I should have stayed on the premises and watched over everything, in view of my tremendous responsibility. But no, I wanted to unwind… and went to a small resort. Actually — to tell the truth — I was all swollen with mosquito bites, and that was why I longed for a dip in the cool ocean. If it hadn’t been for those damned mosquitoes… But I’m not going to put the blame on anything or anyone: it was all my fault. Just before I left, I had a quarrel with one of the professor’s colleagues, a certain Aloysius Bunch. Actually, he was not even a colleague, only a lab assistant, but a fellow countryman of Razglaz’s. This individual, whose job it was to monitor the equipment, demanded — out of the blue — that he be included in the list of Creators. Because — he said — if it weren’t for him, the cryotron wouldn’t work, and if the cryotron didn’t work, the electron wouldn’t act properly… etc. I laughed at him, naturally, and he appeared to back down, but actually the man began to make his own plans in secret. He could do nothing intelligent himself, but he formed a conspiracy with two acquaintances, types who hung around the Nuclear Research Institute in Bombay in hopes of finding a sinecure. They were the German Ast A. Roth and the American Lou Cipher.

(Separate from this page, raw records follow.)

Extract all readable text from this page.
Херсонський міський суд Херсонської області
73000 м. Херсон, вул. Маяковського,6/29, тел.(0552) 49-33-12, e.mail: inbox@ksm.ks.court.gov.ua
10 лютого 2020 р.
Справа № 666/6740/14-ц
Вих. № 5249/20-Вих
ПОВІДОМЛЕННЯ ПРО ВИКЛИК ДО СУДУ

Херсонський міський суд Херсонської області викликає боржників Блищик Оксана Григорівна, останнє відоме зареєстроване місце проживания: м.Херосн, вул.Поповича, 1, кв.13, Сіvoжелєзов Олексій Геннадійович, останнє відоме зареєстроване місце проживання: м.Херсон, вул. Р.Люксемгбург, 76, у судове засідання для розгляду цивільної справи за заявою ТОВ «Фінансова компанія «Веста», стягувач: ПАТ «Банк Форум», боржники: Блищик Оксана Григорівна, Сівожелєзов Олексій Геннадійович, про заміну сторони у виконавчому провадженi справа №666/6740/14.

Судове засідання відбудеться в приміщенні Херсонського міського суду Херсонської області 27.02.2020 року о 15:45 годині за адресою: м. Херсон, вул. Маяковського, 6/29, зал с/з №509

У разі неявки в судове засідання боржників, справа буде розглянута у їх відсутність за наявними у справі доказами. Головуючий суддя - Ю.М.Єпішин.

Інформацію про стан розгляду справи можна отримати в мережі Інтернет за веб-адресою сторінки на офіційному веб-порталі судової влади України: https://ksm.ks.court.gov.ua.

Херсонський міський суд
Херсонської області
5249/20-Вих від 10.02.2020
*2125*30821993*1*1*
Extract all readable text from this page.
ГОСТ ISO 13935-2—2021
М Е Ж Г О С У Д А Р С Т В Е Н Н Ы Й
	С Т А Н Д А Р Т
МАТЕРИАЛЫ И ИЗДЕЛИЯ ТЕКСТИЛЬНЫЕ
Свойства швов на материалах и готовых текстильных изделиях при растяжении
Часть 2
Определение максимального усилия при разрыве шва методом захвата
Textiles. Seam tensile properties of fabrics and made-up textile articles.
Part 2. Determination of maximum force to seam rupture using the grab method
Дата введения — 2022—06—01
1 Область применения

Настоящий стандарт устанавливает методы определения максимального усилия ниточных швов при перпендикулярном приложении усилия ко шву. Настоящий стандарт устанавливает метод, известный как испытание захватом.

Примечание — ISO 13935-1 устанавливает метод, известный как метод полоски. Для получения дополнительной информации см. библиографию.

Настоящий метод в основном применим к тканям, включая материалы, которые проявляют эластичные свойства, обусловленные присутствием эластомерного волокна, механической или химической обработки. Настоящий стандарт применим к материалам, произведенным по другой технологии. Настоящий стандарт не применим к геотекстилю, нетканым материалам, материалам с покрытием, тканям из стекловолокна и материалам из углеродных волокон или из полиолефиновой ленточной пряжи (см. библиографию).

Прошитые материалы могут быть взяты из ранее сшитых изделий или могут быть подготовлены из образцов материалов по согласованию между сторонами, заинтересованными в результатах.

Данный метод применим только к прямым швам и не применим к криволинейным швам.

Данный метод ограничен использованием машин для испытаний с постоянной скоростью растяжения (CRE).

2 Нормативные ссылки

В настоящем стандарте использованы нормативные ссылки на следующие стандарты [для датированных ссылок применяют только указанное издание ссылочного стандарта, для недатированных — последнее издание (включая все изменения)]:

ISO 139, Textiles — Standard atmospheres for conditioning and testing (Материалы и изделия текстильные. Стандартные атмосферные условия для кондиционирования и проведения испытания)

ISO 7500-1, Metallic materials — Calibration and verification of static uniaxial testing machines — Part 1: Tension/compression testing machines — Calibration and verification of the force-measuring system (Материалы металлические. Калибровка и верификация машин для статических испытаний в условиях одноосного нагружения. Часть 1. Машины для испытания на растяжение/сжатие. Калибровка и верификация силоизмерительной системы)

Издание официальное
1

As was shown by the inquiry conducted after the event, Bunch let them into the lab at night, and the rest was owing to the carelessness of Professor Razglaz’s junior assistant, a doctoral candidate named Sarpint. Sarpint had left the keys to the safe on a desk, which made the intruders’ task all the easier. He later pleaded illness and presented medical evidence, but the whole institute knew that the jerk was involved with a certain married woman, one Eve Addams, and was so busy groveling at her feet that he neglected his official duties. Bunch led his accomplices to the cryotron; they removed the Dewar vessel from the cryotron, extracted from the vessel the box containing the priceless bullet, and made their infamous parametric “adjustments,” the results of which anyone can see. All you have to do is look around you. Afterward they pleaded, each upstaging the others, that they had had the “best intentions,” and had also hoped for glory (!!), especially since there were three of them.
A fine Trinity! As they admitted under the weight of evidence and under the fire of cross-examination, they had divided up the work. Herr Roth, a former student at Gottingen (but Heisenberg himself had booted him out for putting pornographic pictures in the Aston Spectograph), handled the physical side of Creation and made a royal mess of it. It is because of him that the so-called weak interactions do not correspond to the strong, and that the symmetry of the laws of conservation is imperfect. Any physicist will immediately know what I mean. This same Roth, who made a mistake in simple addition, is responsible for the fact that the electron charge, when it is calculated now, gains an infinite value. It is also thanks to this blockhead that one cannot find quarks anywhere, although in theory they exist! The ignoramus forgot to make a correction in the dispersion formula! He also deserves “credit” for the fact that interfering electrons blatantly contradict logic. And to think that the dilemma over which Heisenberg racked his brains his whole life long was caused by his worst and dullest student!
But he committed a far more serious crime. My Creation Plan provided for nuclear reactions, for without them there would be no radiant energy of stars, but I eliminated the elements of the uranium group, so that mankind would be unable to produce atom bombs in the mid-twentieth century — that is, prematurely. Mankind was to harness nuclear energy only as the synthesis of the hydrogen nuclei into the helium, and since that is more difficult, the discovery could not be expected before the twenty-first century. Roth, however, brought the uranides back into the project. Unfortunately, I was unable to prove that he had been put up to this by agents of a certain imperialist intelligence agency in connection with plans of military supremacy… The man ought to have been tried for genocide; but for him the Japanese cities would not have been bombed in World War II.
The second “expert” in this select trio, Cipher, had finished medical school, but his license to practice was revoked for numerous violations. Cipher handled the biological side and made suitable “improvements” in it. My own reasoning had gone as follows. The world is the way it is, and mankind behaves the way it does, because everything arose by chance, that is, haphazardly, through the initial violation of fundamental laws. One has but to reflect a moment to see that under such conditions things could be worse! The determining factor, after all, was randomness — the “Creator” being the fluctuational caprice of Nothingness, which contracted a monstrous and nightmarish debt by inflating, without rhyme or reason, the metagalactic bubble!